# Best equipment for lifting hives



## David ryle (Dec 2, 2020)

I'm getting older, and starting to think more and more about keeping my back from getting damaged. Normally two of us will lift a colony onto a trailer, but what's out there that would let a man work solo, without breaking the bank?


----------



## mtnmyke (Apr 27, 2017)

If you used staples on your bottom boards, to keep them on, this should work?


----------



## Jack Grimshaw (Feb 10, 2001)

Harbor freight hand truck,a couple of binder straps and 2 good planks.
Find a local welder to extend the "nose" to about 13 in to balance the hive.
Tire size will be determined by your terrain and you may need a "dually" for side slopes.


----------



## 123456789 (May 24, 2009)

I'm looking for something that will lift them to a truck bed. I do have an old trailer with a boom but it needs some TLC.

I saw this one, but I don't have any experience with it.









BeeHive Lifters For Sale Made in US. Helps to Lift And Move Hives


BeeHive Lifter is the perfect tool to save your back and your time. It will help you to work more efficiently without extensive physical efforts.



beehivelifters.com


----------



## ericweller (Jan 10, 2013)

I purchased a hive lifter from Hives Lifter | Bee Breeding Centre and think it is very valuable. I use the lifter to move the hives from a bench to a trailer. Once the hive is on the trailer, I have to man-handle it to put it into position. It is almost identical to what SpadeApiaries posted.


----------



## SWM (Nov 17, 2009)

I have a trailer with a fold down ramp. With that and a good hand truck I can easily load hives by myself. 
I have what used to be called a Kelley Nose Truck. Below is a link to the same or similar product on the Mann Lake Site.
I just discovered there is no Kelley website anymore...it transfers automatically to Mann Lake.

Kelley used to make a version with dual wheels on each side for added stability on uneven ground. Mann Lake apparently
has discontinued that one.









2-Wheel Box Truck


Buy 2-Wheel Box Truck at Mann Lake. Best & Biggest Beekeeping Supplier - Best Service.




www.mannlakeltd.com


----------



## Boondocks (Sep 16, 2020)

Any teenagers live nearby?


----------



## Shelton (8 mo ago)

I just found this. Seems like it might be possible to attach it to a hand truck! Thoughts?



L-E-vator


----------



## massbee (May 11, 2020)

Shelton said:


> I just found this. Seems like it might be possible to attach it to a hand truck! Thoughts?
> 
> 
> 
> L-E-vator


Looks like a weight limit of 300 pounds. Fine if you're just moving single or double deeps.


----------



## sjj (Jan 2, 2007)

David ryle said:


> ... but what's out there that would let a man work solo, without breaking the bank?

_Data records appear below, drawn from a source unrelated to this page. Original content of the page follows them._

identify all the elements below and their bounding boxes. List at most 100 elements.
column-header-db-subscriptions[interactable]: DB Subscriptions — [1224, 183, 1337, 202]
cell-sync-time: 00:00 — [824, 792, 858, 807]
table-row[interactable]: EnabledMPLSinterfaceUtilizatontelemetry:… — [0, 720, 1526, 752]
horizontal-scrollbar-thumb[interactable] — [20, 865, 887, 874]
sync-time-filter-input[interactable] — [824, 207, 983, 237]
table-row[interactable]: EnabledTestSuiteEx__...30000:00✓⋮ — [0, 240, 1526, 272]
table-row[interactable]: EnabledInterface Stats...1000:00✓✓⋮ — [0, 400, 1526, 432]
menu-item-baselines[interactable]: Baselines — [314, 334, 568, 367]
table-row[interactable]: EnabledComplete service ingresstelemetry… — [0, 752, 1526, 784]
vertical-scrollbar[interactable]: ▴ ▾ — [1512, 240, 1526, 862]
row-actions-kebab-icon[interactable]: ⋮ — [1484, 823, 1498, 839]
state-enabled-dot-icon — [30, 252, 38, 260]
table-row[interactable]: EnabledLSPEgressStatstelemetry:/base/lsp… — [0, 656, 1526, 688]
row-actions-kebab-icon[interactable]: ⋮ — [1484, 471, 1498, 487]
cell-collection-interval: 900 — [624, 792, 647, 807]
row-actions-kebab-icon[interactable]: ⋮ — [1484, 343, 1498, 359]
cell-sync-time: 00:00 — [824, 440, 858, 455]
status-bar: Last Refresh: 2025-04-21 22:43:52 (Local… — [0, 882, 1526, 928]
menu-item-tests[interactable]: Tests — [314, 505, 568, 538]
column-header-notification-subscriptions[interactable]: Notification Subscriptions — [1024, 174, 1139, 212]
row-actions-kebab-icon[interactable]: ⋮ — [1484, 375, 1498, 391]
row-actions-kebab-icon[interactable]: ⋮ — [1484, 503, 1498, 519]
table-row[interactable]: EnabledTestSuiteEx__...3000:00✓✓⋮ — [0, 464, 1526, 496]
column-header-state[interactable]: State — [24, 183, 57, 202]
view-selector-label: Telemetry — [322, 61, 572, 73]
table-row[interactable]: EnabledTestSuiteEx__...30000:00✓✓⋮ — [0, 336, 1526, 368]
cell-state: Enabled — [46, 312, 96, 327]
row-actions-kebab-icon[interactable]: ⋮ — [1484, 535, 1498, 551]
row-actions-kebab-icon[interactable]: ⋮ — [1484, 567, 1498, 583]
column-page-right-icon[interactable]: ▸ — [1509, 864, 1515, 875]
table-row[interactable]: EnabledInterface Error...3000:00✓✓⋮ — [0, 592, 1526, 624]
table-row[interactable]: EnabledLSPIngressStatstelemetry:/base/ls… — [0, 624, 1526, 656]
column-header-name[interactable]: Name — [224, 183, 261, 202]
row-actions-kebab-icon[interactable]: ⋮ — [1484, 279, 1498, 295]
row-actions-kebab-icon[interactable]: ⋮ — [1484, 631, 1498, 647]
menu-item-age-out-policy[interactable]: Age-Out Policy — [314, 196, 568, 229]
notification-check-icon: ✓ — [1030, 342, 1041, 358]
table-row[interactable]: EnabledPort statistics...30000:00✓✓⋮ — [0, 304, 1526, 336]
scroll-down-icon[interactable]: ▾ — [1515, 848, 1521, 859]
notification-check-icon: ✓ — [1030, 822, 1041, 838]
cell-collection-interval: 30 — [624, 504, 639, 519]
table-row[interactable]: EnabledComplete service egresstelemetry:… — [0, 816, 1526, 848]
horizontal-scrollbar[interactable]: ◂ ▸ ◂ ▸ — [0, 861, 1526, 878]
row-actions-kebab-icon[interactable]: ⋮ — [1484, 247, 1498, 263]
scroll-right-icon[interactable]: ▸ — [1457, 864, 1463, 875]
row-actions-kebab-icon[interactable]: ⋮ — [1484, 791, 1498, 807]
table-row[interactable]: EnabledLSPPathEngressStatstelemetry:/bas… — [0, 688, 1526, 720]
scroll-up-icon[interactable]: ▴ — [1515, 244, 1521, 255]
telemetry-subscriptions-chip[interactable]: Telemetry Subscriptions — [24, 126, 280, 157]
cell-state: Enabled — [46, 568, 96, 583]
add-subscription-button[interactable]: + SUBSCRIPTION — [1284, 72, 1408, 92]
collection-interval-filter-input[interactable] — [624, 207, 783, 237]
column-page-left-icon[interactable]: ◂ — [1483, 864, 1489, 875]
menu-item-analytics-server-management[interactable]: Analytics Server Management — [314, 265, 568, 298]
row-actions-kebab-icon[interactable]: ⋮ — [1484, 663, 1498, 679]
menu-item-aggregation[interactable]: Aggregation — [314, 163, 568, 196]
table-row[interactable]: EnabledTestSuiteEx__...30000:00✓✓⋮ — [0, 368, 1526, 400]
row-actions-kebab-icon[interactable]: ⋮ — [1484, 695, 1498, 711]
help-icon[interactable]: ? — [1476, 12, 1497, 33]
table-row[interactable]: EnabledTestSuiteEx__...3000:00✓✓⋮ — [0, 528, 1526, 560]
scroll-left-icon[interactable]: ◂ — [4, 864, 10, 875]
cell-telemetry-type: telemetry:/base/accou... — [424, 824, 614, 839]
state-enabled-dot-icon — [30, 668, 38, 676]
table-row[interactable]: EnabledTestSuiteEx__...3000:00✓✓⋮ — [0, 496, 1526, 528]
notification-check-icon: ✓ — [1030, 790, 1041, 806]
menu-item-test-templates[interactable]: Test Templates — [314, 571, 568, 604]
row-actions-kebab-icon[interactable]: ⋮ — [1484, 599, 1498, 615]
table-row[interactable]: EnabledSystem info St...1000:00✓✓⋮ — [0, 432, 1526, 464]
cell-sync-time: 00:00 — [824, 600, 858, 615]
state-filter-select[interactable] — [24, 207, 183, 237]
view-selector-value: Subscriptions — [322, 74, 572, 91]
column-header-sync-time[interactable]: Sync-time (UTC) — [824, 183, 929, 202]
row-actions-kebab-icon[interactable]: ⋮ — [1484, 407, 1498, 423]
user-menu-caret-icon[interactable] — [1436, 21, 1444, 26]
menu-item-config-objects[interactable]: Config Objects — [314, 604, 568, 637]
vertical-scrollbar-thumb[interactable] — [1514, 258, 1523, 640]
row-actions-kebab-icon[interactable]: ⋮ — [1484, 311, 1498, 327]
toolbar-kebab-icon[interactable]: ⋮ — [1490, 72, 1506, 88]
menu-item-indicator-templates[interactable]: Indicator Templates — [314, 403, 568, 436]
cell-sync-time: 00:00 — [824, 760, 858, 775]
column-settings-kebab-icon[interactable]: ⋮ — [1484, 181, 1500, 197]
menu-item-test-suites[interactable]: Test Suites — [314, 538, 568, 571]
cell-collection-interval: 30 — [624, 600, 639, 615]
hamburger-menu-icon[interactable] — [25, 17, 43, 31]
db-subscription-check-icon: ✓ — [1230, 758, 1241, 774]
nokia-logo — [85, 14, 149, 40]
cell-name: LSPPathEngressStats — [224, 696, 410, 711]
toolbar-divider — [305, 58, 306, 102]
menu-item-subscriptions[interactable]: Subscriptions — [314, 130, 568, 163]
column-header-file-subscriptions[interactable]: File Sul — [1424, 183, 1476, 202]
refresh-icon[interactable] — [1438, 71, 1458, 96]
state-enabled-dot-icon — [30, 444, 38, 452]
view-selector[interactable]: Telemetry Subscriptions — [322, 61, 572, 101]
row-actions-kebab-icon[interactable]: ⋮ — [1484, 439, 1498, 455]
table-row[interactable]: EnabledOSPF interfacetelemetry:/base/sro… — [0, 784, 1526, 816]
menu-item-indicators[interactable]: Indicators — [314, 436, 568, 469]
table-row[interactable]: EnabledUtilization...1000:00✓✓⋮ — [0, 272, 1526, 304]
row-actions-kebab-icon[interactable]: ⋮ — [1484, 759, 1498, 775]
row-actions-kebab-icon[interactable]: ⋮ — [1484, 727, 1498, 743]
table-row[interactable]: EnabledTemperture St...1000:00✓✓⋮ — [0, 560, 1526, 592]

Around 1941 we had a professor who used a very massy and solid hive bench.
He tilted forward his Zander hives without breaking or even bending the spine. 
Surprising - 
not lifting up but tipping.


----------



## Charles Prestridge (2 mo ago)

sjj said:


> Around 1941 we had a professor who used a very massy and solid hive bench.
> He tilted forward his Zander hives without breaking or even bending the spine.
> Surprising -
> not lifting up but tipping.


Thanks for sharing sjj. 

What year were you born? Are you over 90 years old? 

Best wishes to you.


----------



## sjj (Jan 2, 2007)

This idea is probably older then humankind.


----------



## msl (Sep 6, 2016)

sjj said:


> not lifting up but tipping.








I have been wanting to build one of these





Ohhh, My Aching Back! | Bee Culture







www.beeculture.com


----------



## GregB (Dec 26, 2017)

msl said:


> ...............


Looking at this video makes me nervous.
Eventually, something is going to give. 

But if hobby people insist running the bees this way too - all the power.


----------



## crofter (May 5, 2011)

Never in my wildest dreams! When the eventual bad thing happens it could be *very* bad.

Oldtimer spoke of a quick clamp on device they used in NZ that would separate the stacks where desired for putting in or taking out bee escapes or excluders.


----------



## Gino45 (Apr 6, 2012)

crofter said:


> Never in my wildest dreams! When the eventual bad thing happens it could be *very* bad.
> 
> Oldtimer spoke of a quick clamp on device they used in NZ that would separate the stacks where desired for putting in or taking out bee escapes or excluders.


Certainly the disposition of the hives being moved is a major factor. I remember starting out, hive staples, etc etc. I soon learned that my bees stick the equipment together so well that staples are not necessary in spite of the rough roads and ground I had to deal with.. I used to nail on bottom boards as well, no doubt due to the 'bad' disposition of my bees at that time.
Long ago I gave it all up and learned to throw the hives on the truck and move into position and tie them down. The important thing is placing the hands below the bottom board to prevent its falling off the stack. Obviously, I move single hives and don't have a palletized operation..


----------



## crofter (May 5, 2011)

Here is a way a person could work a colony or two without hefting supers. It is pretty slow though. Here is lifting top deep and two supers to examine bottom and top brood boxes. Kept me busy for a while putting that together.

That rig that Oldtimer spoke of would be a keeper though if someone wanted to go the bee escape route. Our routine is to shake and brush bees off each capped frame and hand it off to my wife to put into another covered box in the wheelbarrow. We commonly only pull and extract 5 or 6 boxes and call that a day. Doesn't scale up well though!


----------



## GregB (Dec 26, 2017)

Really, hobby people should just learn about the horizontal Dadants already.
Looking at all these gymnastics is crazy.

All the so-called Lang "standardization" - so then you have to do this crazy stuff?
It really is crazy and over-complicated.


----------



## crofter (May 5, 2011)

GregB said:


> Really, hobby people should just learn about the horizontal Dadants already.
> Looking at all these gymnastics is crazy.
> 
> All the so-called Lang "standardization" - so then you have to do this crazy stuff?
> It really is crazy and over-complicated.


Yep! Will see how these do over the winter and next summer. The crazy stuff is half the fun! sanity is for control freaks!


----------



## sjj (Jan 2, 2007)

sjj said:


> Around 1941 we had a professor who used a very massy and solid hive bench.
> He tilted forward his Zander hives without breaking or even bending the spine.
> Surprising -
> not lifting up but tipping.


The acient 'tilt idea' is good and worth working it out: devise, arrange and resolve difficulties. People will do it. It's bearish.


----------



## Michael Bush (Aug 2, 2002)

When I was at Kirk Webster's he did this. He tips them over and works them.


----------